Ein Film als ethnographische Reise: In ihrem Dokumentarfilm portraitiert Eva Wolf vier AustauschschülerInnen, die zwölf Monate bei Gastfamilien in Deutschland verbringen. Was sie zunächst eint, sind die teilweise verheerenden Sprachbarrieren, welche auch zuvörderst dafür verantwortlich sind, die sich schnell abzeichnenden Konflikte und Missverständnisse als Ausdruck kultureller Differenzen zu deuten. Als vorher nicht abzusehender dramaturgischer Kniff tritt später hinzu, dass alle Vier ihre Gastfamilien wechseln werden, die einen mehr, die anderen weniger freiwillig.

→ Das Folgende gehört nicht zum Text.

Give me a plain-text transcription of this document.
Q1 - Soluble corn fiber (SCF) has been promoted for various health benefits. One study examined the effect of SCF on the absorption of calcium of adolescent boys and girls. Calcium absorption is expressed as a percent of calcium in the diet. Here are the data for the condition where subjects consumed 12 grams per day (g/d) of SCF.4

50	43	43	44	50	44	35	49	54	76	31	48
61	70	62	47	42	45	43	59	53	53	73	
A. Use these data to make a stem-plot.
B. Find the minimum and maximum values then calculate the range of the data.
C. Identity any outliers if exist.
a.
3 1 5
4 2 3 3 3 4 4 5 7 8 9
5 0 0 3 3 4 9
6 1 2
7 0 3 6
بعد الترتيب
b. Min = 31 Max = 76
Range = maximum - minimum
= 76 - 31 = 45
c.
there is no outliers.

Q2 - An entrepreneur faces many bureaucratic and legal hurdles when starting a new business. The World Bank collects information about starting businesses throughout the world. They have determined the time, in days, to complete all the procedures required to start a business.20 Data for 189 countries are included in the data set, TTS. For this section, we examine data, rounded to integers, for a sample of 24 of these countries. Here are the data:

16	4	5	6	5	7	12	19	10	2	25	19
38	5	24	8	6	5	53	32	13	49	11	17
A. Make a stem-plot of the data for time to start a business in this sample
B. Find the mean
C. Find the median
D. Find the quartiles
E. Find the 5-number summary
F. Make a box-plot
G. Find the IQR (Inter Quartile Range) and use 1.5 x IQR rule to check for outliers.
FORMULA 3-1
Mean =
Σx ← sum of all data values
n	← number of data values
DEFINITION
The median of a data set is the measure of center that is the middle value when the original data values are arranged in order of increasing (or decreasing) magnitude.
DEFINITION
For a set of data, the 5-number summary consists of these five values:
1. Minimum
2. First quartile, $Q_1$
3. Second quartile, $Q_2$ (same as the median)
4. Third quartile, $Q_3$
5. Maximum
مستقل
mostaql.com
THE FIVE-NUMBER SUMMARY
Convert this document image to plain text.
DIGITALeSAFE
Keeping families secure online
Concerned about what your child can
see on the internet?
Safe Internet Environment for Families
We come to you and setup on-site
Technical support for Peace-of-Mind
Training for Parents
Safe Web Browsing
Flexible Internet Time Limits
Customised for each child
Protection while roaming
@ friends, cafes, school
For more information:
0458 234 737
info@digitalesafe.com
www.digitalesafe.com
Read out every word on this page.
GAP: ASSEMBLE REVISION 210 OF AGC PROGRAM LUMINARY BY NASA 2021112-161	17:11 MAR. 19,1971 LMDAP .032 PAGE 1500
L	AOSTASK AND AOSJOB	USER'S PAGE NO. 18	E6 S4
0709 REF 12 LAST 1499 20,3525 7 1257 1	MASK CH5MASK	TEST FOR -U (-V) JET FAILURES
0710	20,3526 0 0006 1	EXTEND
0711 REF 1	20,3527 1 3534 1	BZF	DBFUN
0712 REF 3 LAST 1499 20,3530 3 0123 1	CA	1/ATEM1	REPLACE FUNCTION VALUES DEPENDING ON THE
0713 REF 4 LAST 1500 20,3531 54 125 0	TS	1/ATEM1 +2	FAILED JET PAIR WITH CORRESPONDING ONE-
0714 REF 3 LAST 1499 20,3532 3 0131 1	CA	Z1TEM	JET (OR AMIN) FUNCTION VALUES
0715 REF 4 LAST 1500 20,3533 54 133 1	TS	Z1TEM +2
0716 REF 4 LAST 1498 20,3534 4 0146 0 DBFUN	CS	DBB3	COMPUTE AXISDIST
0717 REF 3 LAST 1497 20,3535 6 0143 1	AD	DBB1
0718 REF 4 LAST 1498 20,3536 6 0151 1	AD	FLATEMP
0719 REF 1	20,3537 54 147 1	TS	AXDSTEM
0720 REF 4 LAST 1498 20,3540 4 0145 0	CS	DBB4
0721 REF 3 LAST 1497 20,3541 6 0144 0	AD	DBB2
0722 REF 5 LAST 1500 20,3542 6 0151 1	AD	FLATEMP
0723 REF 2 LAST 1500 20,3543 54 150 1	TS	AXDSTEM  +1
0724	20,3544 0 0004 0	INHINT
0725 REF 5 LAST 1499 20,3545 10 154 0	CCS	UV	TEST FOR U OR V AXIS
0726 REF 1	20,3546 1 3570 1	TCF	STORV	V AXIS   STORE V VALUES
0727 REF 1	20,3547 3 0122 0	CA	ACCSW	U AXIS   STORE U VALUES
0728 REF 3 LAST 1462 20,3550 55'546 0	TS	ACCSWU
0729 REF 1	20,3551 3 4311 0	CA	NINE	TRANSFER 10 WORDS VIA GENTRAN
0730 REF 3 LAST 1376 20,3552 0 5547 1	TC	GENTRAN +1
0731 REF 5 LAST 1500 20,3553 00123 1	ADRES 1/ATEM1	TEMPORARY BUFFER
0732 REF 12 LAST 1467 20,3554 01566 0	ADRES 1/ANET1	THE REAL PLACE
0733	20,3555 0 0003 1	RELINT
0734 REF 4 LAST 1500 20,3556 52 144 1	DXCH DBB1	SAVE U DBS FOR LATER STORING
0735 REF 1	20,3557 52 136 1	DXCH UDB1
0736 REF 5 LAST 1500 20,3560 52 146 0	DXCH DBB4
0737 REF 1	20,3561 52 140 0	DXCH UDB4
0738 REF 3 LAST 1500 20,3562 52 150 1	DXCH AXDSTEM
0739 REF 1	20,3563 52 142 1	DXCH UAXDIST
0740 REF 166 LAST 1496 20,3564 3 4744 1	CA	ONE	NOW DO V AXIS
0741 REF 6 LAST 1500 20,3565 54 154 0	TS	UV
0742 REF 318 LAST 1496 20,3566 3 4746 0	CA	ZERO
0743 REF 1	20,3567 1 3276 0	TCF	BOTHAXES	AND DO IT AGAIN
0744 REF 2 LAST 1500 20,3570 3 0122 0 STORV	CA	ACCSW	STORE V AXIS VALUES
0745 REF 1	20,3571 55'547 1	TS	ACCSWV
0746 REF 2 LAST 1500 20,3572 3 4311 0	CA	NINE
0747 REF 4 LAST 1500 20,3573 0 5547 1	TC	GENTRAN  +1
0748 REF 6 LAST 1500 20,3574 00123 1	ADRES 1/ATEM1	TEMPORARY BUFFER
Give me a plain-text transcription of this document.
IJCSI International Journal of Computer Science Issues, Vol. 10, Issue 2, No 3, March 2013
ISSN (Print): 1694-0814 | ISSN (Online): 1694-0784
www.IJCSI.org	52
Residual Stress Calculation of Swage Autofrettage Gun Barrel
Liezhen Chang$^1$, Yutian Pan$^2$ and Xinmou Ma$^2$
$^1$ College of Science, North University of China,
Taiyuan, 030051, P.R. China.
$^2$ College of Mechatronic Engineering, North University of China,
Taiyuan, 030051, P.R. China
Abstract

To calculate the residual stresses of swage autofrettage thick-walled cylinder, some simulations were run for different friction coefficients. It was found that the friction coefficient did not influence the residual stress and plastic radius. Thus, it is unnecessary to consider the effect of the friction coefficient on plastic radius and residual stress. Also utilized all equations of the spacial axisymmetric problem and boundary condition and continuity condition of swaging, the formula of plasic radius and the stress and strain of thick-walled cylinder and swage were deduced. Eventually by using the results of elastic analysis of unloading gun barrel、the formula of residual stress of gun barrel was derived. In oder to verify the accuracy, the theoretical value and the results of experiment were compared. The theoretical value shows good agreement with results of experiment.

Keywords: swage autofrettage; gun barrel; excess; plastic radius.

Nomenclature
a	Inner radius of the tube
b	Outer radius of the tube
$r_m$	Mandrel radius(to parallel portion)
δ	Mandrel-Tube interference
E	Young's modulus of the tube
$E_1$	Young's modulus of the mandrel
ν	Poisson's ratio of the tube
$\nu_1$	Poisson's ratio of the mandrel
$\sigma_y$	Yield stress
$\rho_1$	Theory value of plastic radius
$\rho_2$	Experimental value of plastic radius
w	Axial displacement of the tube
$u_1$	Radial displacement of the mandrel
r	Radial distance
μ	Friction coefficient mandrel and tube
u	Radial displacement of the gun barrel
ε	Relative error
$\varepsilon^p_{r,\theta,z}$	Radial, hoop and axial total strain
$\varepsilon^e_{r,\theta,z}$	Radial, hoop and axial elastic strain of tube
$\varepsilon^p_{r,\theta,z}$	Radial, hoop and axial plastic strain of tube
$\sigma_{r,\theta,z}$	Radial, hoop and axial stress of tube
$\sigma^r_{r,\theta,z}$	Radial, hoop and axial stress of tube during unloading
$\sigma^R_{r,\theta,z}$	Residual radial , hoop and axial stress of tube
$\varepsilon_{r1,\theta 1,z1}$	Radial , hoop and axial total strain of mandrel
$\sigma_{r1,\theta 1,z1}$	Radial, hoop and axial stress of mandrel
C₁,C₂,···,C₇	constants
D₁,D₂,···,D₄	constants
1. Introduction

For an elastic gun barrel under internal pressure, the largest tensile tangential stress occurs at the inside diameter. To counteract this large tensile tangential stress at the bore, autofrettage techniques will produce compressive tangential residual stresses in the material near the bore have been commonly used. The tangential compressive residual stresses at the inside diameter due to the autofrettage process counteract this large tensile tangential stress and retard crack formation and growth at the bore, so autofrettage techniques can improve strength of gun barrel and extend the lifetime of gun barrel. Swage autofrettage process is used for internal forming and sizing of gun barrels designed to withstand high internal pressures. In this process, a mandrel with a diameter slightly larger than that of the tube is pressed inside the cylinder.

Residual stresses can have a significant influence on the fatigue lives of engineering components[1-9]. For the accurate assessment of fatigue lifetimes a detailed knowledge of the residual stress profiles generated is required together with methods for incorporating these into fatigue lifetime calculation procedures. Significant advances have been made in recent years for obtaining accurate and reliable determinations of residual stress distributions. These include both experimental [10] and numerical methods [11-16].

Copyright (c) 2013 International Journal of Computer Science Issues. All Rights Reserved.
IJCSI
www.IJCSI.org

Die individuellen Charaktere sind schnell skizziert: Kwasi kommt aus einer Millionenstadt Ghanas und landet im 2000-Seelen-Kaff Rastenberg in Thüringen. Schon aus überbordender Langeweile scheint es ihm ein geheimes Vergnügen zu bereiten, das strenge Regelwerk des neunköpfigen, streng gläubigen Familienkreises konfrontativ auf Flexibilität zu prüfen. Constanza aus Chile trifft es noch ärger: In ihrer Familie eines 200-Einwohner-Dorfes in Sachsen-Anhalt spricht niemand Englisch und Constanzas Vorstellung vom geselligen familiären Zusammenleben weicht schnell einem tristen Alltag, der von PC und TV diktiert wird. Bei Eduardo aus Venezuela hingegen hält sich die Enttäuschung in Grenzen: Schüchtern und recht phlegmatisch gewöhnt er sich schnell ans Hamburger Stadtleben, verbleibt im kleinen Kreis weiterer Austauschschüler, nutzt den neuen Wohnraum als Rebellionsakt gegen seinen konservativen Vater und lässt sich die Haare wachsen – zum Leidwesen seiner sicher grünsympathisierenden Gastfamilie. Dort liest man den Spiegel, grinst stets aufgeschlossen, erwartet hohe Integrationsmotivationen und hält große Stücke auf Literatur. Eduardos Lustlosigkeit, seine Zeit mit der Lektüre eines deutschsprachigen Buches zu verbringen, gleicht da schon einem doppelten Affront. Die Amerikanerin Nairika zu guter Letzt verschlägt es nach Berlin Neukölln zu einer alleinerziehenden, in ihrem Alltagsverhalten dezent pathologisch anmutenden Mutter, die sich mit den Abnabelungsprozessen ihres 18jährigen Sohnes gut stellt. Auch hier wird die mangelnde Geselligkeit später zu Problemen führen.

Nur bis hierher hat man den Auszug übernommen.